Deze levensfunctie der Kerk noemen we haar apostolaat, waaraan ieder lid der Kerk moet deelnemen omwille van de solidariteit van geheel het Mystieke Lichaam, uit kracht van het in hem levende geloof en de liefde. Het apostolaat is werk van de Kerk voor en aan de Kerk.

Wanneer het de Kerk tracht te vestigen, waar zij nog niet was, spreken we van missionnerend apostolaat (zie Missie); waar het in menselijk zwakke medewerking met de Heilige Geest de gevestigde Kerk vruchtbaar wil maken voor een zo rijk mogelijk leven in Christus, heet het zielzorgelijk apostolaat. Hoewel in beide vormen van apostolaat ieder lid der Kerk een taak heeft, is daarin toch door Christus’ opdracht een bijzondere plaats toegewezen aan de hiërarchisch geordende priesterschap.

Aan deze immers is de taak toevertrouwd om met autoriteit te leraren, de sacramenten te bedienen en gezagvol te leiden. De ambtelijke bediening daarvan heet sedert St.

Gregorius de Grote in de theologie en het kerkelijk recht „cura animarum” of zielzorg.Er is een tendens om de betekenis van de term te verwijden en iedere zorg voor het heil van de evenmens zielzorg te noemen. Dit heeft geen bezwaar, indien men het verschil tussen de ambtelijke zielzorg der priesterschap en de niet-ambtelijke van de andere leden der Kerk niet uit het oog verliest. Ook dient men te bedenken, dat men de term niet zo strikt mag verstaan alsof alleen de ziel en niet de gehele christenmens voorwerp der zielzorg zou zijn en evenmin alsof enkel de individuen en niet de gemeenschap in Christus wordt verzorgd.

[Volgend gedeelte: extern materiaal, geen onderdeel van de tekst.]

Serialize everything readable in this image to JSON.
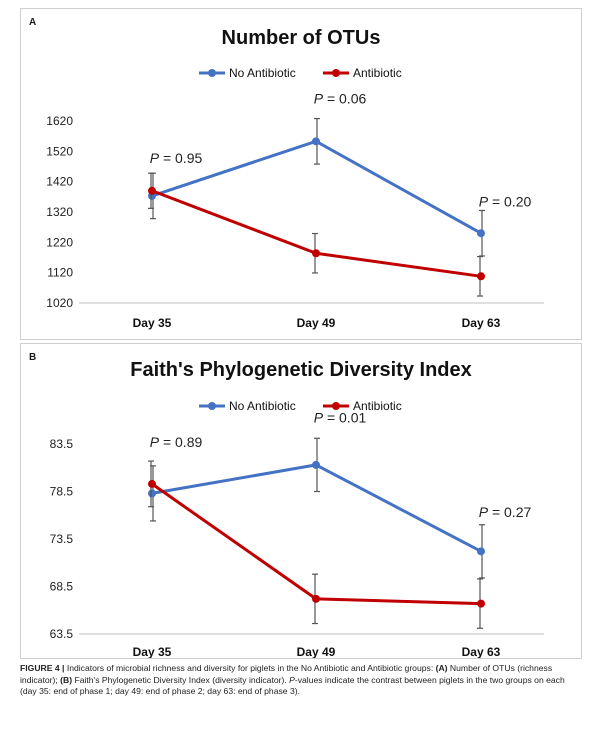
{
  "panels": [
    {
      "letter": "A"
    },
    {
      "letter": "B"
    }
  ],
  "caption": {
    "figure_label": "FIGURE 4 |",
    "text": " Indicators of microbial richness and diversity for piglets in the No Antibiotic and Antibiotic groups: ",
    "a_label": "(A)",
    "a_text": " Number of OTUs (richness indicator); ",
    "b_label": "(B)",
    "b_text": " Faith's Phylogenetic Diversity Index (diversity indicator). ",
    "p_italic": "P",
    "rest": "-values indicate the contrast between piglets in the two groups on each (day 35: end of phase 1; day 49: end of phase 2; day 63: end of phase 3)."
  },
  "colors": {
    "no_antibiotic": "#4472C4",
    "antibiotic": "#C00000",
    "error_bar": "#555555",
    "axis": "#bfbfbf"
  },
  "chart_data": [
    {
      "type": "line",
      "title": "Number of OTUs",
      "categories": [
        "Day 35",
        "Day 49",
        "Day 63"
      ],
      "yticks": [
        1020,
        1120,
        1220,
        1320,
        1420,
        1520,
        1620
      ],
      "ylim": [
        1020,
        1620
      ],
      "grid": false,
      "legend": "top-center",
      "series": [
        {
          "name": "No Antibiotic",
          "color": "#4472C4",
          "values": [
            1373,
            1553,
            1250
          ],
          "errors": [
            75,
            75,
            75
          ]
        },
        {
          "name": "Antibiotic",
          "color": "#C00000",
          "values": [
            1390,
            1184,
            1108
          ],
          "errors": [
            58,
            65,
            65
          ]
        }
      ],
      "annotations": [
        "P = 0.95",
        "P = 0.06",
        "P = 0.20"
      ]
    },
    {
      "type": "line",
      "title": "Faith's Phylogenetic Diversity Index",
      "categories": [
        "Day 35",
        "Day 49",
        "Day 63"
      ],
      "yticks": [
        63.5,
        68.5,
        73.5,
        78.5,
        83.5
      ],
      "ylim": [
        63.5,
        83.5
      ],
      "grid": false,
      "legend": "top-center",
      "series": [
        {
          "name": "No Antibiotic",
          "color": "#4472C4",
          "values": [
            78.3,
            81.3,
            72.2
          ],
          "errors": [
            2.9,
            2.8,
            2.8
          ]
        },
        {
          "name": "Antibiotic",
          "color": "#C00000",
          "values": [
            79.3,
            67.2,
            66.7
          ],
          "errors": [
            2.4,
            2.6,
            2.6
          ]
        }
      ],
      "annotations": [
        "P = 0.89",
        "P = 0.01",
        "P = 0.27"
      ]
    }
  ]
}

De zielzorg heeft ten doel zowel „de heiligen tot volmaakte plichtsvervulling te brengen” als „om op te bouwen het lichaam van Christus” (Eph. 4 : 12). De uitoefening der zielzorg heeft plaats door het bedélen der gaven Gods, door Christus aan zijn Kerk toevertrouwd; doch dit betekent niet enkel het gereed houden daarvan, maar ook het opwekken van ’s mensen medewerking. De heiliging immers eist ook de activiteit van de mens, die zich, door Gods genade voorkómen, tot het ontvangen der gaven Gods disponeert en daarmee meegaat. Daarom heeft de zielzorg noodzakelijk een menskundige en paedagogische inslag. Dit geldt van het rechtstreekse zielzorgwerk, de prediking van het woord, de bediening der Sacramenten, de viering der liturgie eu het publieke gebed, maar het geldt nog meer van de middelen, die de zielzorg gebruikt om toegang te krijgen en om het leven der gelovigen effectief van de christelijke geest te doordringen, de krans van werken van onrechtstreekse zielzorg. Al blijft dan ook de wezenlijke taak der zielzorg steeds dezelfde, het kleed waarin zij optreedt zal in verschillende perioden zeer gevarieerd zijn. De moderniteit der zielzorg zal dan ook daarin bestaan, dat zij enerzijds een verstandig gebruik maakt van het hedendaagse weten omtrent de mens (psychologie en psychopathologie) en van de middelen van organisatie en techniek van onze tijd en anderzijds aansluit bij de geestelijke stromingen in de wereld en de Kerk van heden.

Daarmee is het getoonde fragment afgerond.